The collection is so diverse that it’s really hard to sum it up in a few words. It is a collection that was built by several people who have a passion for artists’ books and book art. It includes many rare and unique books and artists’ publications created by artists from Canada and abroad. In addition to traditional book formats, the collection also includes multiples, unbound/open works, zines, artists’ magazines, photo works, mail art, sculptural objects and ephemera.
From the perspective of an art collector, are artists’ books and book art sound investments?
Some artists’ books have tremendous value, for example, a mint condition TwentySix Gasoline Stations by Ed Ruscha can sell for several thousand dollars (our library’s copy is not worth anywhere near that) where others will likely not be worth any more than their original selling price. Much like buying art when purchasing artists’ books and book art you should buy what you like and buy what you can afford. The average price for an artists’ book is about twenty dollars and book art ranges anywhere from several hundred to several thousands dollars. Maybe the book you have will be worth something someday, or maybe it will simply be part of your personal collection that you cherish and enjoy.
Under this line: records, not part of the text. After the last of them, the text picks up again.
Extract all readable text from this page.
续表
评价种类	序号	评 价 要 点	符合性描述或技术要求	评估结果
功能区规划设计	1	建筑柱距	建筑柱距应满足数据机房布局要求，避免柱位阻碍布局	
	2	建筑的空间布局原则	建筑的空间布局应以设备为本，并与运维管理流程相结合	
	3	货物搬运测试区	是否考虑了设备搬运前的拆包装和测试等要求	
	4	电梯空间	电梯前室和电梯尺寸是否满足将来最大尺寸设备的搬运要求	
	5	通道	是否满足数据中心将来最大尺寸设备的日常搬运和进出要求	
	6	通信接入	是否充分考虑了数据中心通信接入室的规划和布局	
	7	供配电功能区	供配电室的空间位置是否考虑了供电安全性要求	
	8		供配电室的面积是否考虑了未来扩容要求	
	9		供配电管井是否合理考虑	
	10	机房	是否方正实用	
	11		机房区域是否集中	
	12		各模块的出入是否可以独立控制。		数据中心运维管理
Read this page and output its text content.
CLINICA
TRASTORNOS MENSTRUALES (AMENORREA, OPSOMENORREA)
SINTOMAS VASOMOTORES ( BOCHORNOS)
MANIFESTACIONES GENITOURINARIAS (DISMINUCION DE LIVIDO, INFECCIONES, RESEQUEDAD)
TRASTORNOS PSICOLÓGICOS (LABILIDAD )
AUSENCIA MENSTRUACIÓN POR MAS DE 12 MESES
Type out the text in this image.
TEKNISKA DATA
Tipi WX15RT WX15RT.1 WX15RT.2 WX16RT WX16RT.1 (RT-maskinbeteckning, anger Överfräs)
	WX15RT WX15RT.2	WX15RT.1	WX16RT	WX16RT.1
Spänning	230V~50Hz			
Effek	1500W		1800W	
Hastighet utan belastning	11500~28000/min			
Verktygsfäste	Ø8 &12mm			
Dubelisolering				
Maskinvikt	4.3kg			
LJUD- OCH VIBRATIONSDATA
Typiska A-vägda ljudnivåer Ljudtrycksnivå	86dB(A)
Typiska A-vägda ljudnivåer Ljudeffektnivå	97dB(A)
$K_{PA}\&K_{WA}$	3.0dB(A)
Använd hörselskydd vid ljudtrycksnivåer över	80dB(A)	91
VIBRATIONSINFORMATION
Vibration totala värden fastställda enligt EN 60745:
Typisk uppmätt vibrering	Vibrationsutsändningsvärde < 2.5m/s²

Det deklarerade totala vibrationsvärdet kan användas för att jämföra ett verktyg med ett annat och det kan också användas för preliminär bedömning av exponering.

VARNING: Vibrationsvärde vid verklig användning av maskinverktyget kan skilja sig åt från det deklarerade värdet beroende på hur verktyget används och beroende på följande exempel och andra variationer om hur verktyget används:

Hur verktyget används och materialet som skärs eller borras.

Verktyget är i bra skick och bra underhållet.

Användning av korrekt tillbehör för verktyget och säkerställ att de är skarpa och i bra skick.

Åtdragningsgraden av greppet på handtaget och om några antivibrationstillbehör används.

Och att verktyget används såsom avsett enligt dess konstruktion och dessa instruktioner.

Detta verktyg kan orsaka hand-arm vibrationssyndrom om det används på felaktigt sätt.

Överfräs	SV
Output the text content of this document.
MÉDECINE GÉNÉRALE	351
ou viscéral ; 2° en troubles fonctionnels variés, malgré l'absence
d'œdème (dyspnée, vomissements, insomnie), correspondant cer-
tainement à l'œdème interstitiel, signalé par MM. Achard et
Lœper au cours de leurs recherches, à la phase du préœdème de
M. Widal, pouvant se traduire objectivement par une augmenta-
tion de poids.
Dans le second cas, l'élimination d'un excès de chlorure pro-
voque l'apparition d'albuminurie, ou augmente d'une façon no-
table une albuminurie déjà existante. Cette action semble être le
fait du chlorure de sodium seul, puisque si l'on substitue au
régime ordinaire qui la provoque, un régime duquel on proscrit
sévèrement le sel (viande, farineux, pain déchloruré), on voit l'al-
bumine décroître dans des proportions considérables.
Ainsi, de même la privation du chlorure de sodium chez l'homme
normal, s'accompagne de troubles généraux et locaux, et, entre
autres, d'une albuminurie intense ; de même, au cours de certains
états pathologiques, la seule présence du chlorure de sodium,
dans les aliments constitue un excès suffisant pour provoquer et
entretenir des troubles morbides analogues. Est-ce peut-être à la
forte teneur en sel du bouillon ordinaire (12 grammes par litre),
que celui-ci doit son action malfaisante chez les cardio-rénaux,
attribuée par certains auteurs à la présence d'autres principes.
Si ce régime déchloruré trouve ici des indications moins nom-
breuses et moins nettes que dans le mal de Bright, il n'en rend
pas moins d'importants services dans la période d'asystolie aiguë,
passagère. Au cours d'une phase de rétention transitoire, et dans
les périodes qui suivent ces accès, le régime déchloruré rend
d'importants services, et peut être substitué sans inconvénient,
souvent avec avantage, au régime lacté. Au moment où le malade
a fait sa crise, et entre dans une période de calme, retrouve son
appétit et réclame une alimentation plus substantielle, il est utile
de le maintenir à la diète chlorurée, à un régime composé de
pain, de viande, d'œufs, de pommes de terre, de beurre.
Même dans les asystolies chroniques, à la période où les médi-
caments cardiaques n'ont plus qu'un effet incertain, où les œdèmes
If you are concerned with value though, consider the condition of an item, you always want to buy an item in the best condition that you can afford.
What is your preferred artist book or piece of book art, and why?
It’s really hard to choose. I have a few favourite items in the collection. One is Yoko Ono’s Box of Smile, which is neither an artists’ book nor book art, it’s what would be considered a multiple. It’s a small black plastic box with a surprise inside, definitely worth taking a look at – it will make you smile! A book artist whose work I really enjoy is Newfoundland-based Tara Bryan, her whimsical book constructions show how complex book art can be; we have several of her works in our collection.
I also really like S.M.S. (currently on view in the library display cabinets) which is a collection of books and objects from some of the best-known 20th century artists representing many disciplines. People such Marcel Duchamp, John Cage, Roy Lichtenstein and Claes Oldenburg have all contributed to S.M.S.